How to Pick Good Stocks (Simple System)
Picking stocks is not guessing.
It’s a simple process:
Good business + good numbers + not overpriced
Stop looking for “tips” — follow a system
Step 1: Understand the Business
Before numbers, ask:
- What does the company actually do?
- Will people need this in the future?
- Is it easy to understand?
If you don’t understand the business — skip it.
If it’s confusing, it’s risky
Step 2: Check Profit Growth
A good company should grow over time.
- Revenue going up
- Profit going up
Not perfect every year — but overall trend should be rising.

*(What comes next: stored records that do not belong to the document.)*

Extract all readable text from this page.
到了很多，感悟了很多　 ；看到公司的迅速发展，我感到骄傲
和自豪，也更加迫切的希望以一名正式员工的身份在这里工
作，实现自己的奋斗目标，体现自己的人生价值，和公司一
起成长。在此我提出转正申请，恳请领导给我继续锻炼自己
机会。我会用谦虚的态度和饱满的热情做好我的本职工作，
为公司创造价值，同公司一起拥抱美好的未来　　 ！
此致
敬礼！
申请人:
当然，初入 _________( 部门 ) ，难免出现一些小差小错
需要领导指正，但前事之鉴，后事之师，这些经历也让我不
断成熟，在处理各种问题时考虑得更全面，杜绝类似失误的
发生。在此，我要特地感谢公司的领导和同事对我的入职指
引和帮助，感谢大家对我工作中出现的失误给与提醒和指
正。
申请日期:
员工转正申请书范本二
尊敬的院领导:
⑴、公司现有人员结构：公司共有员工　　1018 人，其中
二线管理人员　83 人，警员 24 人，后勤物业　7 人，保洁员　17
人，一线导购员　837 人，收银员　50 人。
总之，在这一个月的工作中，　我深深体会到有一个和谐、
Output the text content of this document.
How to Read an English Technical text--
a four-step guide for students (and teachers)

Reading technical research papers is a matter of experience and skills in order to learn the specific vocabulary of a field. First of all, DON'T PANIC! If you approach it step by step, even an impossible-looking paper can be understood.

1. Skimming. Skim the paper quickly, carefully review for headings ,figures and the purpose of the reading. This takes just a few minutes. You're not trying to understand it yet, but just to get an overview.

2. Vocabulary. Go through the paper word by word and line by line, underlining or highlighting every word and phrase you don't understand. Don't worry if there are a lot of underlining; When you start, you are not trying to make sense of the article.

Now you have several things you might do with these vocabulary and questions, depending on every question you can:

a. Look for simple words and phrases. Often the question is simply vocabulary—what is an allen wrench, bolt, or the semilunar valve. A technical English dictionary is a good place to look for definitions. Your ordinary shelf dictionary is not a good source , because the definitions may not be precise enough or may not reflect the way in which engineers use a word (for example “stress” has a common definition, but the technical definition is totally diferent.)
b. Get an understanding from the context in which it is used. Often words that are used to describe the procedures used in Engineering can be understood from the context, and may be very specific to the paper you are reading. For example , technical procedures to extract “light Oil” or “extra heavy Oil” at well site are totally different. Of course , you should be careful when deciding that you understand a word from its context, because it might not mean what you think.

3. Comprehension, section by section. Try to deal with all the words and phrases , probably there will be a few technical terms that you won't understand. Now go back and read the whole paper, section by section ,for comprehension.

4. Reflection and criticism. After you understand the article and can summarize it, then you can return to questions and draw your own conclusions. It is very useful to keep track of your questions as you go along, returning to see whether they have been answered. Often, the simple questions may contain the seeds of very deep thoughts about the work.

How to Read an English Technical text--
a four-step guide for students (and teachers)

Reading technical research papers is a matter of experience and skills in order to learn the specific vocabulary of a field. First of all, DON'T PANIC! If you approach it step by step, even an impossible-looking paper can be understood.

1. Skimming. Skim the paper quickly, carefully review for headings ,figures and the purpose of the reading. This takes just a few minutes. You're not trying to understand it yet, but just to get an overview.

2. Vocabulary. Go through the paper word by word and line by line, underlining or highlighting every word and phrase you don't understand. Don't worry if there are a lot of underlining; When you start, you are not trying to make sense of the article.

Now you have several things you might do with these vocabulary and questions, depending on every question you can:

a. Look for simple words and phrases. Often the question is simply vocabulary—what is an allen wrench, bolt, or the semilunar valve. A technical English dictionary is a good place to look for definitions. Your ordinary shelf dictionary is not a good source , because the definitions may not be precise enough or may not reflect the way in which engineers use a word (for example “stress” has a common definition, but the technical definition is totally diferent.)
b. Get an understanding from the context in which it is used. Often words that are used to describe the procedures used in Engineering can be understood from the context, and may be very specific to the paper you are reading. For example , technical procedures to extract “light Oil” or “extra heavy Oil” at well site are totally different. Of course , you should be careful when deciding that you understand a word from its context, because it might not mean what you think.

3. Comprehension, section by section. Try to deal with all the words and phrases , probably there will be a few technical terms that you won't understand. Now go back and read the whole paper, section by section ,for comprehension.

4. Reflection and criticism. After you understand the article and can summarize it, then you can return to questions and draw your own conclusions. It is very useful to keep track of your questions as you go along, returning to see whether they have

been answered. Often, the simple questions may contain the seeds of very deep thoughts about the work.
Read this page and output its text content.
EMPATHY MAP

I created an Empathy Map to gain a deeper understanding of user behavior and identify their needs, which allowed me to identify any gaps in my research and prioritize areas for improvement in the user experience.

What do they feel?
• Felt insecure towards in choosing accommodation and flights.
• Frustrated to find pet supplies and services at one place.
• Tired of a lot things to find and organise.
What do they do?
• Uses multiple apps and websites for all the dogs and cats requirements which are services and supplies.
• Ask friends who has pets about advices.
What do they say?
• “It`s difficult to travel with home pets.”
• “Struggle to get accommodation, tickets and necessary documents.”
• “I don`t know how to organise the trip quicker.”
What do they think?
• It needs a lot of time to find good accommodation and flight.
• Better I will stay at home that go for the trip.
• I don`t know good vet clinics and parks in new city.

No growth = no real wealth creation
Step 3: Use ROE (Quality Check)
ROE tells you if the company uses money properly.
- 15%+ → good
- 20%+ → strong
Also check:
High and stable ROE = strong business
Step 4: Check Debt (Hidden Risk)
Too much debt can destroy a company.
- Low debt → safe
- High debt → risky
Especially avoid:
- High debt + falling profits
Debt is silent danger — don’t ignore it
Step 5: Use PE (Price Check)
Now check if the stock is expensive.
- Compare PE with similar companies
- Compare with past PE
Don’t blindly buy low PE.
Cheap stock is useless if business is bad
Step 6: Use PB (Value Check)
Check if you are paying too much over actual value.
- PB around 1–3 → normal (depends on industry)
Works best for banks and asset-heavy companies.
PB tells if price makes sense vs real value
Final Formula
- Good business
- Growing profits
- ROE strong
- Debt low
- PE reasonable
- PB fair
This is how real investors think — simple, not fancy
Big Mistakes to Avoid
- Buying based on news
- Following “experts” blindly
- Chasing fast-moving stocks
- Ignoring business quality
Fast money thinking = fast losses
Final Mindset
You don’t need 50 stocks.
Just a few good companies, held for time.